As hosts of the weekend, the Stadium Series will look and feel like a Devils’ event (even on Sunday).

“A lot of our branding, our logo, and the field design is [all focused] on New Jersey,” Mayer said. “When people tune in, they’ll immediately know [where] the games are being played.”

The Stadium Series ‘set’ will resemble one of New Jerseys countless parks, complete with running paths and dog walkers. Team alumni will be in attendance, and all the accompanying entertainment will feature local artists.

The Jonas Brothers, who hail from nearby Wyckoff, are putting on a full concert before Saturday Night’s game, and The Gaslight Anthem will perform their hit –and the Devils’ goal song– “Howl” during the first intermission (and after every goal).

“Some of the celebrities that we’re having [in attendance, like Barstool’s Frank Fleming and Giants QB Tommy DeVito,] will lean into the Jersey theme [too],” Mayer said.

There will also be NJ-centric content integrations (think: Sopranos) and F&B activations.

“We’re going to do a Taylor Ham pork roll [sandwich],” Mayer said.

Location and branding aside, the New Jersey Stadium Series will be a different experience than previous renditions. The league is playing two outdoor games, on back-to-back days, for the first time.

The Devils will play host to the Philadelphia Flyers on Saturday night, and the New York Rangers will take on the New York Islanders the following afternoon. Both games will air on ABC.

Selling 140,000+ tickets over two days is a heavy lift for the league. Particularly, with an expensive ticket (relative to a typical home game). The face value of the lowest priced seat Sat. night is $65.

But with four fan bases in close proximity, and the additional pomp and circumstance surrounding the interdivision rivalry games (think: live music, pyro, and a flyover), the league was confident it could. And as of print, it looks like it will. The two matchups are trending towards selling out.

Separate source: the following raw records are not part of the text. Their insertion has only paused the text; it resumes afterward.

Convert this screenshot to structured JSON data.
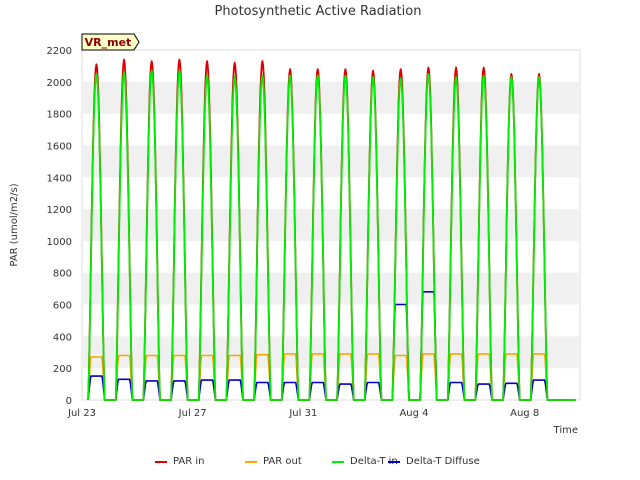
{
  "chart_data": {
    "type": "line",
    "title": "Photosynthetic Active Radiation",
    "site_badge": "VR_met",
    "xlabel": "Time",
    "ylabel": "PAR (umol/m2/s)",
    "ylim": [
      0,
      2200
    ],
    "yticks": [
      0,
      200,
      400,
      600,
      800,
      1000,
      1200,
      1400,
      1600,
      1800,
      2000,
      2200
    ],
    "xlim": [
      "2024-07-23",
      "2024-08-10"
    ],
    "xticks": [
      {
        "date": "2024-07-23",
        "label": "Jul 23"
      },
      {
        "date": "2024-07-27",
        "label": "Jul 27"
      },
      {
        "date": "2024-07-31",
        "label": "Jul 31"
      },
      {
        "date": "2024-08-04",
        "label": "Aug 4"
      },
      {
        "date": "2024-08-08",
        "label": "Aug 8"
      }
    ],
    "grid": "horizontal bands",
    "legend_position": "bottom",
    "days": [
      "2024-07-23",
      "2024-07-24",
      "2024-07-25",
      "2024-07-26",
      "2024-07-27",
      "2024-07-28",
      "2024-07-29",
      "2024-07-30",
      "2024-07-31",
      "2024-08-01",
      "2024-08-02",
      "2024-08-03",
      "2024-08-04",
      "2024-08-05",
      "2024-08-06",
      "2024-08-07",
      "2024-08-08",
      "2024-08-09"
    ],
    "series": [
      {
        "name": "PAR in",
        "color": "#dd0000",
        "daily_peak": [
          2110,
          2140,
          2130,
          2140,
          2130,
          2120,
          2130,
          2080,
          2080,
          2080,
          2070,
          2080,
          2090,
          2090,
          2090,
          2050,
          2050,
          0
        ]
      },
      {
        "name": "PAR out",
        "color": "#ffa500",
        "daily_peak": [
          270,
          280,
          280,
          280,
          280,
          280,
          285,
          290,
          290,
          290,
          290,
          280,
          290,
          290,
          290,
          290,
          290,
          0
        ]
      },
      {
        "name": "Delta-T in",
        "color": "#00ee00",
        "daily_peak": [
          2050,
          2060,
          2070,
          2070,
          2040,
          2030,
          2040,
          2040,
          2040,
          2040,
          2030,
          2020,
          2050,
          2030,
          2040,
          2030,
          2030,
          0
        ]
      },
      {
        "name": "Delta-T Diffuse",
        "color": "#0000cc",
        "daily_peak": [
          150,
          130,
          120,
          120,
          125,
          125,
          110,
          110,
          110,
          100,
          110,
          600,
          680,
          110,
          100,
          105,
          125,
          0
        ]
      }
    ]
  }
}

World Cup construction has limited capacity for Stadium Series games. The NHL will lose several thousand more seats on Saturday night to accommodate the stage needed for the Jonas Brothers concert (which is why attendance on both days will be below the 82,500 MetLife seats).

To be clear, it is the NHL, not the Devils, losing those seats. The NHL buys out the home teams so that the clubs are made whole (i.e. the Devils will receive what they would have earned for a game against the Flyers at Prudential Center plus a bit more). Any additional ticketing revenues go towards covering expenses.

Outdoor hockey games are not profit centers for the league. But that is not their purpose, either.

“First and foremost, it’s [for the] fan experience. These games have “become one of the go-to events that people have on their bucket list,” Wachtel said. “They are [also] a huge deal for our [players and] sponsors.”

More than 20 of the league’s national partners, including the event’s title sponsor Navy Federal Credit Union, will activate on site, in the local market, and on television.

And the NHL’s broadcast partners like them.

“These are our highest rated games of the year,” Mayer said.

So, the spotlight should be bright on New Jersey this weekend.